The past couple of years have seen a slew of new breweries start serving their suds in the city—Union, Full Tilt, Public Works—and starting this fall you’ll be able to add Monument City Brewing Company to that ever-expanding list. Based out of Peabody Heights Brewery, a location whose focus is on incubating new brewers without the capital to build their own, Monument City (one of the lesser-known nicknames of Baltimore) was started by brothers Matt and Ken Praay, who, after spending the last eight years honing their craft as home brewers, decided they had created beers good enough to live up to the city’s high expectations. As Ken explained to us, “people in this city don’t brag about stuff, they just produce good things. And we wanted to be a part of that community.” Their first beer, 51 Rye, is a 6.5-percent IPA made with 51 percent rye (an homage to the percentage of the spicy grain required to be considered rye whiskey), and is set to be released as early as Oct. 10—just in time for the start of Baltimore Beer Week.
Although the whole “months with R” rule doesn’t apply to oysters anymore, whenever the air gets crisp we can’t help but want to toss back even more than normal. Federal Hill’s Ryleigh’s Oyster has you covered. Its eighth annual OysterFest is set to go down from 11 a.m.-9 p.m. on Saturday, Oct. 11 and Sunday, Oct. 12, and will feature buck-a-shuck bivalves from 10+ raw bar stations lining Cross Street, live music, craft beer, a meet-and-greet with Maryland oyster farmers, and free admission. Of particular interest is Saturday’s Baltimore Oyster Shucking Championship, a competition that will see Maryland’s top shell-unhingers take the stage and go head-to-head for cash prizes and a coveted paid sponsorship to the national competition. If you want something a bit more upscale, Ryleigh’s Oyster Ball kick-off party takes place Wednesday, Oct. 8 from 7-10 p.m., where $70 gets you unlimited Moët champagne, fruit crushes, beer, wine, cocktails, hors d’oeuvres, and all-you-can-slurp oysters served from a 16-foot raw bar—swank. Tickets are available at missiontix.com and a portion of the proceeds from both events will go to the Living Classrooms Foundation and the Oyster Recovery Partnership.

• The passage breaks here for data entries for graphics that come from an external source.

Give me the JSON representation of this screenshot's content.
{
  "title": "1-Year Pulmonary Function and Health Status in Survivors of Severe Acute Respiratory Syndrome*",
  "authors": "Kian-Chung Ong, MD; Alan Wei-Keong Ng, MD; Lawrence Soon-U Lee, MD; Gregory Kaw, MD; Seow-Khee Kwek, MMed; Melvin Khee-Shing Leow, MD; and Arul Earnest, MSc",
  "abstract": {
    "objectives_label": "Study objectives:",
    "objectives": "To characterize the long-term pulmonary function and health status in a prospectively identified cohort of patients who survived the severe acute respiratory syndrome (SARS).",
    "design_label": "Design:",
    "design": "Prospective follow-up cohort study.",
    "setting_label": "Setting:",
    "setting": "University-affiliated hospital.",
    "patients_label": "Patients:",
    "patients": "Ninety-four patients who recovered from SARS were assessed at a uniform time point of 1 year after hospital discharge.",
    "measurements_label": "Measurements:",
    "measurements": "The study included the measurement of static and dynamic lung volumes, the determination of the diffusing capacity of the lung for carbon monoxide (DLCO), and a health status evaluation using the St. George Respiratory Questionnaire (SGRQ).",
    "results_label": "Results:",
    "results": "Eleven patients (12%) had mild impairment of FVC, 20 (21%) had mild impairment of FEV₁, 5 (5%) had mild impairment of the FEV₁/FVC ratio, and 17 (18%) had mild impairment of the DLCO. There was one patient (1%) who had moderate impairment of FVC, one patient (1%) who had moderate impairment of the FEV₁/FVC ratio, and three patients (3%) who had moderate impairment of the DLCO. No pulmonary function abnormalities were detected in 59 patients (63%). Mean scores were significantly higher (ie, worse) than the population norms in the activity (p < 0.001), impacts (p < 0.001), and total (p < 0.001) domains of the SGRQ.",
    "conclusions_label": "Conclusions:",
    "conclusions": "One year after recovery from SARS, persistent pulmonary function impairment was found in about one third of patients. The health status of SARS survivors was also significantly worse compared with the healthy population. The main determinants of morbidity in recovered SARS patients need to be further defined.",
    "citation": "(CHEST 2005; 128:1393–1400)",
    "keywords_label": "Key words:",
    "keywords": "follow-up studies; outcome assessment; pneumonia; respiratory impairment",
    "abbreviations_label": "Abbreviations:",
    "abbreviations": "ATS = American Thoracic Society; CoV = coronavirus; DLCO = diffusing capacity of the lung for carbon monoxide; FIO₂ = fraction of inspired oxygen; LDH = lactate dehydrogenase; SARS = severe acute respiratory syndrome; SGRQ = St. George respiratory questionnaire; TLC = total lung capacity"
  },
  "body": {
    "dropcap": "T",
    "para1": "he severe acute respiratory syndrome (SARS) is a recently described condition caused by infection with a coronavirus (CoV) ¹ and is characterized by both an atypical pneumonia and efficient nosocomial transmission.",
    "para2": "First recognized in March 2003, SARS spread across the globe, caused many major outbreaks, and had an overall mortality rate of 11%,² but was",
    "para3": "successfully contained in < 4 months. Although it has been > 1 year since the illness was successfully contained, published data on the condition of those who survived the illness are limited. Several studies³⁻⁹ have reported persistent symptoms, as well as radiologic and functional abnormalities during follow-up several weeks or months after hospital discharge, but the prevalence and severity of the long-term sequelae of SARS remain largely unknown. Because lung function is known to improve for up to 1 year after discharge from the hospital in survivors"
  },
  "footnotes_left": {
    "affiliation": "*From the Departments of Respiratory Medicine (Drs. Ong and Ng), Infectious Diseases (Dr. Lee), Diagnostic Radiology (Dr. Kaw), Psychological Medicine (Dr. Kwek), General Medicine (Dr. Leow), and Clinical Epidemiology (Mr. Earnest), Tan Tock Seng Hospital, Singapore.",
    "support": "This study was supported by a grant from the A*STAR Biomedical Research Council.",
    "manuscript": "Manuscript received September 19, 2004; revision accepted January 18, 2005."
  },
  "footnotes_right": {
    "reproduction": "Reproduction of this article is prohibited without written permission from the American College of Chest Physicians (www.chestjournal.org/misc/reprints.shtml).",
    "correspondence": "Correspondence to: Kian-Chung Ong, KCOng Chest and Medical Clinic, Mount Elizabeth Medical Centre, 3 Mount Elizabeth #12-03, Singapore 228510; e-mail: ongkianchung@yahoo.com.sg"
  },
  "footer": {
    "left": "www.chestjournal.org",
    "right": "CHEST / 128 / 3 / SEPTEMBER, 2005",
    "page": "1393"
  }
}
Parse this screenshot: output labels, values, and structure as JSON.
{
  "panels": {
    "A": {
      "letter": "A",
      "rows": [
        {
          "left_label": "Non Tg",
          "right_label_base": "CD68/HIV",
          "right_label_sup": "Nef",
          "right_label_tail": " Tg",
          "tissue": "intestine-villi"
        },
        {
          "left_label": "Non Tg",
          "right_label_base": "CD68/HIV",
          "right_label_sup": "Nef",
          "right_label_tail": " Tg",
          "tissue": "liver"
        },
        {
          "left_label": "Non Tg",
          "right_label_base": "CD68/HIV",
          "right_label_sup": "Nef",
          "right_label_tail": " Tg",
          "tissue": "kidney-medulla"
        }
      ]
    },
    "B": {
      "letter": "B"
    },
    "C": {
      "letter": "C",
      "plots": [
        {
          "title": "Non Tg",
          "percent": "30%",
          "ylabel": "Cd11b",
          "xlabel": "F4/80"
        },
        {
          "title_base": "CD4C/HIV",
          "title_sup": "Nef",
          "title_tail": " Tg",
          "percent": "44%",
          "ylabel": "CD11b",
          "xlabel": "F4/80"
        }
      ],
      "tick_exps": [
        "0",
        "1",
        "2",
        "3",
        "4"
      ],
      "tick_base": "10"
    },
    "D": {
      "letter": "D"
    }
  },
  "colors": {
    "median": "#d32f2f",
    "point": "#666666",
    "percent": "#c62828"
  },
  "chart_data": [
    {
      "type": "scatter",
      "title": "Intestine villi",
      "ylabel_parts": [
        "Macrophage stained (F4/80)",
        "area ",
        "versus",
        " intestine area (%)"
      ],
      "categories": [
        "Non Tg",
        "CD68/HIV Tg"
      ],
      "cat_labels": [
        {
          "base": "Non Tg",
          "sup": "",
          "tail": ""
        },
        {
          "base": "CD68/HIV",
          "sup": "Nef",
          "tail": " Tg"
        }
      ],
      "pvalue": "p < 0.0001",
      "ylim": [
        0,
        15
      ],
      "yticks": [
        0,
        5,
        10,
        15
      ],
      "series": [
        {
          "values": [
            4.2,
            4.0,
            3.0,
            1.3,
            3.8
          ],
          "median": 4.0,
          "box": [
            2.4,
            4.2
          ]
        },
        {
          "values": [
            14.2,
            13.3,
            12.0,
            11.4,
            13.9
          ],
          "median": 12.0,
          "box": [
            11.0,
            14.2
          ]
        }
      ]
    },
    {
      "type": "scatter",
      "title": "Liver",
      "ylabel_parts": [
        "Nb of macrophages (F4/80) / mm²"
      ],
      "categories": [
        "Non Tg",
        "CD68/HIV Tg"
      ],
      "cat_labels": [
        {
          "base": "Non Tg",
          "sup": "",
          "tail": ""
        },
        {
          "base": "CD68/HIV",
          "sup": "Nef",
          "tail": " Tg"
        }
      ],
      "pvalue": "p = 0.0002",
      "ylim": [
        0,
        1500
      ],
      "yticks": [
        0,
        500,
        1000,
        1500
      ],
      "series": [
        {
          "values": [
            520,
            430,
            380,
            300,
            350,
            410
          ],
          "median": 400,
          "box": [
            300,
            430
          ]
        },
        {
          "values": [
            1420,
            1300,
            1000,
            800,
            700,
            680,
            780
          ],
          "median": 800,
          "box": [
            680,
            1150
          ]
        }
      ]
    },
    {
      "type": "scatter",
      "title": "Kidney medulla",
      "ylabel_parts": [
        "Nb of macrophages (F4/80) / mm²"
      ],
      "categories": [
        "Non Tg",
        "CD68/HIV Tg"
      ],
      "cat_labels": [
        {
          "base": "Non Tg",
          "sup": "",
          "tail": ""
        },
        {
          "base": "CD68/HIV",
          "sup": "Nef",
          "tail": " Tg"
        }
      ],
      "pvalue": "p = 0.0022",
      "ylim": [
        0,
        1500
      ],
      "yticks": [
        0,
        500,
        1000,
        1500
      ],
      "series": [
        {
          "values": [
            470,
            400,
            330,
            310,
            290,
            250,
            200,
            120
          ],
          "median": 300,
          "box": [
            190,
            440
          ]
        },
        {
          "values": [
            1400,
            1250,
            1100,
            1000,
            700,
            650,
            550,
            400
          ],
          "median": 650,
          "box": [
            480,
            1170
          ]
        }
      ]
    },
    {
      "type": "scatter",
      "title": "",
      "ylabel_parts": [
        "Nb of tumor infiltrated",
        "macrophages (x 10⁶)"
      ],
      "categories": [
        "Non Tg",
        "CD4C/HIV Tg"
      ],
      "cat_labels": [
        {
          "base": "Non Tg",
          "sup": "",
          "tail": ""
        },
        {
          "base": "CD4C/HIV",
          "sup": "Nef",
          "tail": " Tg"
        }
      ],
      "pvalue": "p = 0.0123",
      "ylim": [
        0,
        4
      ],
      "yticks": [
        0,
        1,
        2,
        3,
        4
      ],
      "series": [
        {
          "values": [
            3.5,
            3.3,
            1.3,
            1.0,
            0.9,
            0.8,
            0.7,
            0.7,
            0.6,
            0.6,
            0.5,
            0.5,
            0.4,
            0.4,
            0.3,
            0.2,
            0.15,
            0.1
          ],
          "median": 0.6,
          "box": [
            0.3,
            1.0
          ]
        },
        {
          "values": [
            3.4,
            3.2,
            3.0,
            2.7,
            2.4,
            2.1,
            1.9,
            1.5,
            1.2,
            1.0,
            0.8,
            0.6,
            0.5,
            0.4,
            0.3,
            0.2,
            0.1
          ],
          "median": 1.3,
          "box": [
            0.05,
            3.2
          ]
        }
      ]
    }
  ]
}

Baltimore was lagging behind the ramen train for some time, but in the past year we now have Ten Ten Ramen, deliciously piping-hot bowls from Dooby’s, and soon Ejji Ramen in Belvedere Square Market. Oscar Lee and Jonathan Vong, owners of Chocolatea Café—a spot near Johns Hopkins Homewood campus with surprisingly good lunchtime noodle bowls—are joining up with Jonathan’s brother Ten Vong to open Ejji (Japanese for edgy). Construction is currently wrapping up in the space previously occupied by Ikan Sushi, where, once completed, they’ll be serving traditional Japanese-style ramen with a Malaysian spin. We talked with Ten, who told us they hope to have the noodle shop open by mid-to-late October, at which point they’ll be serving vegetarian miso and a tonkotsu (pork) broth that involves over 24 hours of simmering and prep before it’s ready to be ladled over the noodles, which will be sourced from the ever-popular Sun Noodles. In addition to traditional ramen, they’ll also be serving various types of Japanese sakes and beer along with yakitori, Malaysian satays, and carb-free and gluten-free ramen made with vegetable noodles—a novel concept not often seen in the “my way or the highway” ramen world.
Fork & Wrench, one of Baltimore’s perennially lauded restaurants, has lost its head chef. Cyrus Keefer, who came to the Canton restaurant from Birroteca in the spring of 2013, was quick to make his mark in the kitchen, with us saying at the time “the thoughtful and focused food Cyrus Keefer is serving has made Fork & Wrench one of the best restaurants in the city.” With all of the success he’s had there, we were surprised to hear he was moving on. We talked with Fork & Wrench general manager Ingrid French, who explained that he had the chance to follow his dream of opening his own place and he took it. Richard Gorelick at The Sun reported that Keefer’s new venture will be a casual Asian-inspired spot tentatively called Allbird, with backing from Andrew Dunlap and Sean White of Federal Hill’s Bandito’s—where, in the interim, Keefer will spend his time modifying the menu. Asked what Fork & Wrench’s plans are moving forward, French tells us they’re going to spend the time to find a chef that most closely meshes with the close-knit ethos they’ve created at the restaurant and hopefully will have a replacement within a month.